Robinhood, which began as an investment app, generated record revenue of $4.5 billion in 2025, grew its Gold subscriber base to 4.2 million, and is developing banking products, advisory services, and asset management.
Ping An in China shows another version of the ecosystem model – built around insurance, banking, and health and senior care. In 2025, the company reported almost 251 million retail customers, while retention among customers with three or more product categories reached 99%.
Customers tend to show greater loyalty within ecosystems because they receive the convenience of a “one-stop shop,” a single account, quick access to financing, rewards, personalization, and less friction when switching between services. For the company, this means growth in lifetime value: a customer who initially joins for one product may stay for an entire set of use cases.
Freedom Holding’s Ecosystem: Kazakhstan’s Model Within a Global Trend
Freedom Holding Corp. is a U.S.-listed diversified financial services holding company with operations spanning brokerage, investment research, investment banking and underwriting, mortgages, insurance, and consumer banking. The company states that Kazakhstan is its main market and that it operates through subsidiaries in 21 countries.
In its latest available FY2026 results, for the third quarter and nine months ended December 31, 2025, Freedom Holding Corp. reported total revenue of $628.6 million for Q3 FY2026 and $1.68 billion for the first nine months of FY2026. Net income was $76.2 million for the quarter and $145.4 million for the nine-month period. As of December 31, 2025, total assets stood at $12.38 billion, up from $9.91 billion on March 31, 2025.
A key element of the model is the transition from a brokerage business into an everyday-services platform. Freedom SuperApp brings together payments, transfers, cards, deposits, loans, brokerage accounts, insurance, more than 12 public services, and airline and train tickets. The company is also developing a separate social component within the app: Freedom SuperApp is building a media ecosystem and its own social network, as well as the social-commerce platform Freedom Lenta.

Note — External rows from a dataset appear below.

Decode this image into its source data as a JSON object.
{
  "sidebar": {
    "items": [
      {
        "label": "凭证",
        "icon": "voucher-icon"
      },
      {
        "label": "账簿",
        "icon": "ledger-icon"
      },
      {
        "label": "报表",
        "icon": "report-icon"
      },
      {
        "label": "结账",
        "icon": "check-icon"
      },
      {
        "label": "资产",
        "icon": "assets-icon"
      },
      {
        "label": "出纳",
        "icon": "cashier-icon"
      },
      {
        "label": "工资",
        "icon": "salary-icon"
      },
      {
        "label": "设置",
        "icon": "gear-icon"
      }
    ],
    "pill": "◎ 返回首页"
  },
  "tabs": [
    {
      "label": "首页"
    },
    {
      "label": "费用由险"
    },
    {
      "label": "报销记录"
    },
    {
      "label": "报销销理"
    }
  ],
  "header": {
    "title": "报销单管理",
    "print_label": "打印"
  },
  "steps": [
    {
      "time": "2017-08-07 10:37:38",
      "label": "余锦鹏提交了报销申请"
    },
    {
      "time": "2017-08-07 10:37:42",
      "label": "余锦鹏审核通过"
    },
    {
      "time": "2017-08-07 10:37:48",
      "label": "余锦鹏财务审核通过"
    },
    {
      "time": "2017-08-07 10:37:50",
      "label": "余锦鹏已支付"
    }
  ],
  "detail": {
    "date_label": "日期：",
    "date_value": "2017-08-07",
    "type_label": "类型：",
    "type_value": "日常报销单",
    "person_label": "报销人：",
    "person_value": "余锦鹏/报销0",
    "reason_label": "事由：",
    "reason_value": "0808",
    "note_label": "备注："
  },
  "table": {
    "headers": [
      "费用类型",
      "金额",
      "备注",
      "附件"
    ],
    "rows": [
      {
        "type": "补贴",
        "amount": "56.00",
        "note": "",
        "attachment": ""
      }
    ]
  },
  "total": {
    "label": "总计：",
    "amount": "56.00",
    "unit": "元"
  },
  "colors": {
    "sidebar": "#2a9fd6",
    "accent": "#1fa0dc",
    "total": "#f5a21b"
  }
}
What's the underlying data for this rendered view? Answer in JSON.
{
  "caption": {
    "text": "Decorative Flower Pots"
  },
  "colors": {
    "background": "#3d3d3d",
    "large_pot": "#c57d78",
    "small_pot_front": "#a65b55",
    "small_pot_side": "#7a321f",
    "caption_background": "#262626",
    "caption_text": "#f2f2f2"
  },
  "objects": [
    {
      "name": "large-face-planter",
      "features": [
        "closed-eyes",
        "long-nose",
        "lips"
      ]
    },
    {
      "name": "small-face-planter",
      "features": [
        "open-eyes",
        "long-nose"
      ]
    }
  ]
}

“Value is created not in individual products, but in the connections between them. The more points at which you are present in a person’s life, the greater their trust, the deeper their engagement, and the more stable your position. This is what an ecosystem is. Not in the marketing sense – almost every fintech startup uses this word now. But in the real sense: a system where elements reinforce each other and create value that none of them could create individually,” Timur Turlov says.
Freedom Holding Corp. is also focused on expanding its Kazakhstani ecosystem model into other markets. The company has already received a banking license in Georgia and agreed to acquire a bank in Turkey, where it plans to develop its digital ecosystem. Expansion in Europe is also on the company’s agenda.
“This is what we are striving for. Presence in life, not in a transaction. Of course, this is more difficult than doing just one thing. It requires more competencies, managerial maturity, and, ultimately, more patience. But the potential value created is incomparably higher,” Timur Turlov notes.